21/06/2019 à Espita

Hier, nous avons mis une nouvelle fois le réveil à 6h30, pour arriver à l’ouverture du site de Chichén Itza. Après 1 kilomètre de vélo, nous voici à faire la queue au guichet, 481 pesos le billet dont 75 pesos pour l’état fédéral et le reste dans la poche de l’état du Yucatan. Quand on sait qu’il y a un million de visiteur par an, cela fait une belle manne.

Après être entrés sur le site, nous nous retrouvons directement en face de la célèbre pyramide appelée el Castillo, il est impossible d’y monter depuis qu’une femme a fait une chute mortelle, Philaé en reste perplexe, nous questionnant de nombreux fois : “elle est où la dame qui est morte”.

Nous découvrons la pyramide sous tous les angles avant d’aller voir les autres pièces de l’ensemble architecturale, nous n’oublions pas le cénote sacré. A 11h30, nous sortons du site qui voit encore se déverser en continue, des cars de touristes.

Ce matin, nous quittons Pisté par le nord, afin de faire notre dernière boucle vers Cancun.
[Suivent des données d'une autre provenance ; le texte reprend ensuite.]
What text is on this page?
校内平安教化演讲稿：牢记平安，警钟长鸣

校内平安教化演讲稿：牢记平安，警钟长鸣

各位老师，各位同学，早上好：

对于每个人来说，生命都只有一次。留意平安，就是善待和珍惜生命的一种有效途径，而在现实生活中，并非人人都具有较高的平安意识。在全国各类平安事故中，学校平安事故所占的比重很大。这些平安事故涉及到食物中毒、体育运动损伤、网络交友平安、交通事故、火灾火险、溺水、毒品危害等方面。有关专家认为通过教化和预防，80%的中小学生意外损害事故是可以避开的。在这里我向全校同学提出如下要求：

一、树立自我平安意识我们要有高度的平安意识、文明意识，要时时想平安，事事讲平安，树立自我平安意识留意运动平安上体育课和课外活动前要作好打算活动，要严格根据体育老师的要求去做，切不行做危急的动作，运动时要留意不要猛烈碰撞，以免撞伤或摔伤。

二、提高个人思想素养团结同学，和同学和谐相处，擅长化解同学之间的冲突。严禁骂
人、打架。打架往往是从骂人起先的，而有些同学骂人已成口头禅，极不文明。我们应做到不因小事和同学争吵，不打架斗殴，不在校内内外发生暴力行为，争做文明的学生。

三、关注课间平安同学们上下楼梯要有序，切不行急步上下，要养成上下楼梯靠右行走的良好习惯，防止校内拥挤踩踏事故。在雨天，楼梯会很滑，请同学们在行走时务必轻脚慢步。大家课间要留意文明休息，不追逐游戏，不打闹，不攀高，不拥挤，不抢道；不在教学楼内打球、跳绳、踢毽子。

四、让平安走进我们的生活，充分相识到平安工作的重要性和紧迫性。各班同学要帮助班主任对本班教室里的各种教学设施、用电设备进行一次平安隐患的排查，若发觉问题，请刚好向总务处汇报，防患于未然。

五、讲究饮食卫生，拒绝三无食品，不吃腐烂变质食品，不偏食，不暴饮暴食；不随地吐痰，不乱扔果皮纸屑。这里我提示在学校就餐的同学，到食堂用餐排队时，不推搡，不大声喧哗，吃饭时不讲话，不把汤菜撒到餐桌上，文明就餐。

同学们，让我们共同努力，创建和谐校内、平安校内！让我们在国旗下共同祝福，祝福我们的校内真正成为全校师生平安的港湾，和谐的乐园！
Pisté, malgré la proximité de Chichen Itza est une petite ville mexicaine avec peu de touristes, il faut dire aussi que les vacances estivales ne débutent que la semaine prochaine.

Nous nous retrouvons sur une route de seconde catégorie, tard, 10h30, il fait chaud, nous avançons correctement avec le vent de coté. Après 32 km, nous arrivons dans le hameau de Xuilub où nous nous posons sous des flamboyants pour obtenir un peu d’ombre. De la palapa, qui jouxte la route, viennent nous parler le grand père puis la mère, nous racontant que mis à part faire pousser du mais, il n’y a rien à faire ici.

Nous sommes fatigués, Amélie part a la recherche de deux Coca-Cola frais. Dans une échoppe, le vendeur refuse de la laisser partir avec les deux bouteilles consignées. Elle négocie, ne veut pas repartir avec deux sachets en plastique, utilise son meilleur espagnol “con confianca”. Mais rien y fait. Un attroupement se forme. Assoiffée, elle finit par sortir un billet de 100 pesos quelle récupéra plus tard en ramenant les bouteilles consignées.

Amélie et Philaé vont se promener et sont invités dans l’habitation d’une autre famille où elles ont la joie de se retrouver parmi les animaux de la ferme. Les mamans de la famille offrent des sucettes aux enfants, un chien profitera du manque d’attention d’une petite fille pour y gouter… Ce qui ferra beaucoup rire Philaé. Elle offrira un de ses livres aux enfants, en souvenir de ce moment très agréable.

Les habitants nous offrent des douceurs, pas forcément à notre gout, nous ne savons pas exactement de quel fruit est issu le bonbon caramélisé.
A 16h, nous reprenons la route, une quinzaine de kilomètre pour rejoindre Espita, où la première posada de la place centrale nous offre 25% de réduction, rapidement, pour une petite chambre coquette. En soirée, nous mangeons de panachos (tortilla fourrés aux haricots noirs) pour 58 pesos avant de regarder des femmes s’entraîner au base ball sur le parvis d’une grande église en pierre.